James Miller reports on the Metabones Speed Booster – an optical reducer that reduces the projected image of a lens to counter the cropping of smaller sensors. The results are improved lighting performance, sharpness.
In essence, it’s an optical adapter that attaches to the E mount of a Sony NEX camera (Super 35 sensor) and then to a full frame SLR lens. The Metabones ‘Speed Booster’ is a 0.71 x focal reducer, that will effectively turn your full frame 50mm f/1.8 lens into a 35mm f/1.2 lens. Note, doing so (as a guide) will increase the aperture of that lens by one stop. Your Sony NEX Super 35 E-Mount will effectively have near full frame coverage on a full-frame lens. It also serves ‘double-duty’ as a lens mount adapter, from Canon EF lens (but not EF-S) to Sony NEX, with auto-aperture and image stabilisation.
It’s not just for really fast lenses – for example, a Canon 17mm f/4 TSE now becomes a 12mm f/2.8 ultra-wide tilt shift. I myself am still building a lens collection, and whilst the super fast Canons due to cost are not in my personal arsenal, my slightly slower Canons and Nikons have just been given a speed boost. That’s great news.
Here’s another article on the subject that may shed a little more light on how this works:
First understand that a lens simply projects an image over a flat surface. The image has a circular edge, we call it the image circle. The rectangular sensor sits inside that circle and then produces a digital image from the light falling on it.
So imagine a full frame sensor and the lens projecting a circle of light onto that box… The image is large enough to cover the full frame sensor. A smaller box inside that would not see the edges of the image circle or the full field of view.

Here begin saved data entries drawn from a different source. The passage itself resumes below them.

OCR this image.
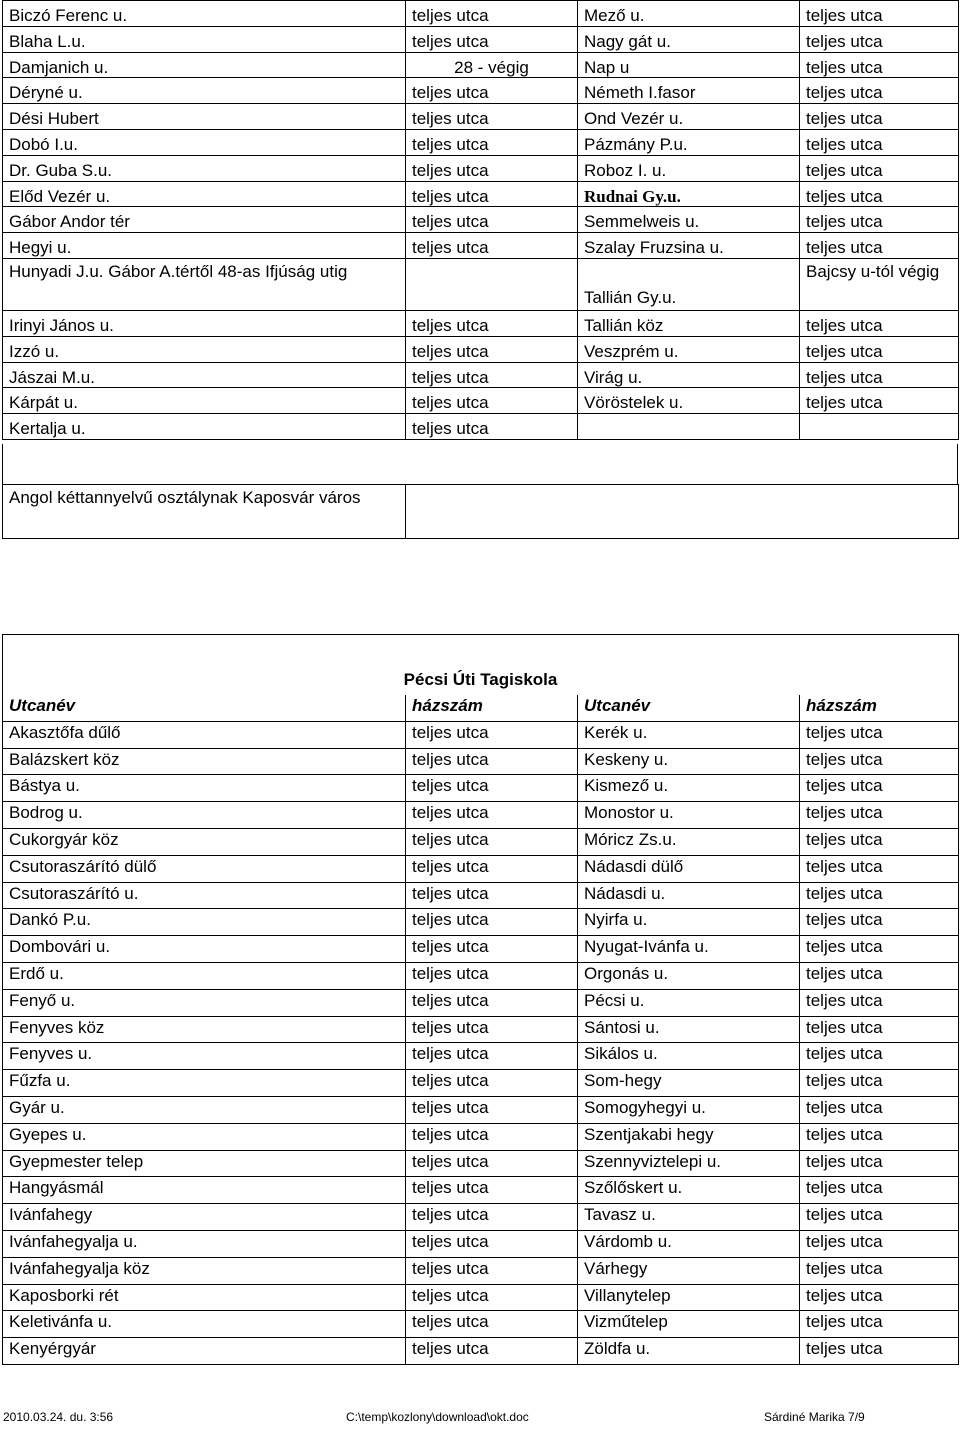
Biczó Ferenc u.	teljes utca	Mező u.	teljes utca
Blaha L.u.	teljes utca	Nagy gát u.	teljes utca
Damjanich u.	28 - végig	Nap u	teljes utca
Déryné u.	teljes utca	Németh I.fasor	teljes utca
Dési Hubert	teljes utca	Ond Vezér u.	teljes utca
Dobó I.u.	teljes utca	Pázmány P.u.	teljes utca
Dr. Guba S.u.	teljes utca	Roboz I. u.	teljes utca
Előd Vezér u.	teljes utca	Rudnai Gy.u.	teljes utca
Gábor Andor tér	teljes utca	Semmelweis u.	teljes utca
Hegyi u.	teljes utca	Szalay Fruzsina u.	teljes utca
Hunyadi J.u. Gábor A.tértől 48-as Ifjúság utig		Tallián Gy.u.	Bajcsy u-tól végig
Irinyi János u.	teljes utca	Tallián köz	teljes utca
Izzó u.	teljes utca	Veszprém u.	teljes utca
Jászai M.u.	teljes utca	Virág u.	teljes utca
Kárpát u.	teljes utca	Vöröstelek u.	teljes utca
Kertalja u.	teljes utca		
Angol kéttannyelvű osztálynak Kaposvár város	
Pécsi Úti Tagiskola			
Utcanév	házszám	Utcanév	házszám
Akasztőfa dűlő	teljes utca	Kerék u.	teljes utca
Balázskert köz	teljes utca	Keskeny u.	teljes utca
Bástya u.	teljes utca	Kismező u.	teljes utca
Bodrog u.	teljes utca	Monostor u.	teljes utca
Cukorgyár köz	teljes utca	Móricz Zs.u.	teljes utca
Csutoraszárító dülő	teljes utca	Nádasdi dülő	teljes utca
Csutoraszárító u.	teljes utca	Nádasdi u.	teljes utca
Dankó P.u.	teljes utca	Nyirfa u.	teljes utca
Dombovári u.	teljes utca	Nyugat-Ivánfa u.	teljes utca
Erdő u.	teljes utca	Orgonás u.	teljes utca
Fenyő u.	teljes utca	Pécsi u.	teljes utca
Fenyves köz	teljes utca	Sántosi u.	teljes utca
Fenyves u.	teljes utca	Sikálos u.	teljes utca
Fűzfa u.	teljes utca	Som-hegy	teljes utca
Gyár u.	teljes utca	Somogyhegyi u.	teljes utca
Gyepes u.	teljes utca	Szentjakabi hegy	teljes utca
Gyepmester telep	teljes utca	Szennyviztelepi u.	teljes utca
Hangyásmál	teljes utca	Szőlőskert u.	teljes utca
Ivánfahegy	teljes utca	Tavasz u.	teljes utca
Ivánfahegyalja u.	teljes utca	Várdomb u.	teljes utca
Ivánfahegyalja köz	teljes utca	Várhegy	teljes utca
Kaposborki rét	teljes utca	Villanytelep	teljes utca
Keletivánfa u.	teljes utca	Vizműtelep	teljes utca
Kenyérgyár	teljes utca	Zöldfa u.	teljes utca
2010.03.24. du. 3:56	C:\temp\kozlony\download\okt.doc	Sárdiné Marika 7/9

How is that possible? The glass in the new Metabones EOS/E-mount Speed Booster adapter is an optical reducer. This glass is already common on some astro-telescope camera adapters to shrink the telescope’s image to fit a digital camera body.
The side affect of this is that it is actually brighter, like in the way a projection beam gets brighter as you move the projection lens closer to the wall. The image gets smaller and more concentrated.